Making Frequency Work for You
While ultrasonic devices have a natural frequency variation, additional frequency modulation is now available through sweep frequency generators. Frequency-sweep circuitry varies the frequency of the ultrasonic generator to create a more uniform cleaning field by alleviating standing waves and hot spots sometimes characteristic of older equipment. This can be particularly beneficial when cleaning softer substrates where standing waves and hot spots may cause part damage.

Power control circuitry further tailors the output to varying load conditions, thus improving versatility, which is especially useful when different types of parts are being cleaned in the same line.

To meet the challenges of increasingly exacting cleanliness standards for industries such as medical, aerospace, electronics and coatings (including physical vapor deposition and chemical vapor deposition—PVD and CVD), multiple ultrasonic frequencies can further enhance the cleaning process.

The use of multiple frequencies builds on the principle that lower ultrasonic frequencies create larger bubbles which implode with a more aggressive particle separation (cleaning) action, and higher frequencies create smaller bubbles which implode with less aggressiveness but which can travel in solution to geometries where larger bubbles cannot go.

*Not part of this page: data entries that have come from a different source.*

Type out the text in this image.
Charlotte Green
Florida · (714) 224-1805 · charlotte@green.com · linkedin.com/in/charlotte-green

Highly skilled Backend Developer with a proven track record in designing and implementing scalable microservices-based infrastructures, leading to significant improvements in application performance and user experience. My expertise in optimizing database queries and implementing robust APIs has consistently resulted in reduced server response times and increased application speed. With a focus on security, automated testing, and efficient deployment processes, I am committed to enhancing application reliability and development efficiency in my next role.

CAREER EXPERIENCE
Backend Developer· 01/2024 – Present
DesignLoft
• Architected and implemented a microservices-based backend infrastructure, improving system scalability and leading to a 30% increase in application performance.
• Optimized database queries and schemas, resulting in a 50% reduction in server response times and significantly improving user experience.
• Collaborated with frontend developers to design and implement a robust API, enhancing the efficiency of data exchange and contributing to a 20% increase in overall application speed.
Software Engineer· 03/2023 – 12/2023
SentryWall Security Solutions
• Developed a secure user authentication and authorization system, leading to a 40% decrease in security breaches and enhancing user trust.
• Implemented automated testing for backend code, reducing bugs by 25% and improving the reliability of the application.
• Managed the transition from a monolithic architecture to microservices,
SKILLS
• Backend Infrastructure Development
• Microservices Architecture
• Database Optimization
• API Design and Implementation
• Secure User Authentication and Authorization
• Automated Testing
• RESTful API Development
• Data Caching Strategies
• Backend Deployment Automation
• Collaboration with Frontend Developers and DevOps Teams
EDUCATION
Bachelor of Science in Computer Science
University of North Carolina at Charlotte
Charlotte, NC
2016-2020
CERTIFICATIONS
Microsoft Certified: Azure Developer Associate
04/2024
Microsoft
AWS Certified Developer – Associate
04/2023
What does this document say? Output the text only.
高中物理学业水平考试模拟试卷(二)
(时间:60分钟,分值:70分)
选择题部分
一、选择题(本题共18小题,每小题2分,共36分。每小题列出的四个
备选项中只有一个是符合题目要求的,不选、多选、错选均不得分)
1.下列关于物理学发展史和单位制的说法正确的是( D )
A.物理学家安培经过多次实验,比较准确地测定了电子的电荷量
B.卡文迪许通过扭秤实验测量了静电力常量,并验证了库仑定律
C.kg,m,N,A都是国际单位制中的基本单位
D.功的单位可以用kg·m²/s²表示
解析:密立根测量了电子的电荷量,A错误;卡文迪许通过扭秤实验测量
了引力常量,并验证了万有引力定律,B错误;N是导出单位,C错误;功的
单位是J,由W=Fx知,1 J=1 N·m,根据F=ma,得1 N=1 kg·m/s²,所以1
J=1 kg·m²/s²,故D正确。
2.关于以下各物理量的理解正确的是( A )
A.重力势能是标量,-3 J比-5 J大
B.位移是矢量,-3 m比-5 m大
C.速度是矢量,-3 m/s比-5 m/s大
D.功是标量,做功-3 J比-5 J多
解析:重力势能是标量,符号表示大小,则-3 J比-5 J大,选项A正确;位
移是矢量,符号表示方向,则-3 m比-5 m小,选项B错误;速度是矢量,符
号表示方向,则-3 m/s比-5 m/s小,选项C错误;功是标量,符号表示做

Combining the use of lower and higher frequencies of ultrasonics delivers a wider potential range of cavitation contact without sacrificing cavitation aggressiveness.

In multiple station cleaning lines, the principle of multiple frequencies can be implemented on a tank by tank basis, as one medical manufacturer recently discovered in a new generation cleaning line designed to remove buffing compound from stainless steel parts with microscopic geometries that become compound traps.

One process change on the cleaning line—from 40 kHz of ultrasonics to 25 kHz on the initial cleaning station, cut cleaning time by one-half on the line—thereby meeting particle count requirements while at the same time doubling production.

Adding ultrasonics to a rinse station, and using a different frequency in the rinse station from what the parts were previously exposed to in a cleaning station, can also be useful to remove sub-micron particles to meet specification requirements.

To accomplish multiple frequencies in a single station, the newest ultrasonic technology is the multiple frequency generator which features a range of frequencies (such as 40, 72, 104, and 170 kHz) in one generator. This is a more expensive option that nevertheless is sometimes indicated when cleaning very dissimilar or complex parts in one cleaning tank.

Meeting Your Cleaning Goals with Ultrasonics
The best way to see how ultrasonics will work in your parts-cleaning application is to have potential suppliers test clean parts and recommend a process.

In lower production operations, process development may be as simple as test-cleaning a few parts in a soil- and substrate-appropriate chemistry at the correct temperature and frequency (or frequencies) for the right amount of time, following the clean with a sink rinse and evaluating the result.

When planning and testing to meet higher production goals, all of the above test-cleaning procedures apply and loading, fixturing, and throughput considerations (which may involve multiple clean, rinse, and/or dry stations) also become critical to the success of the process design.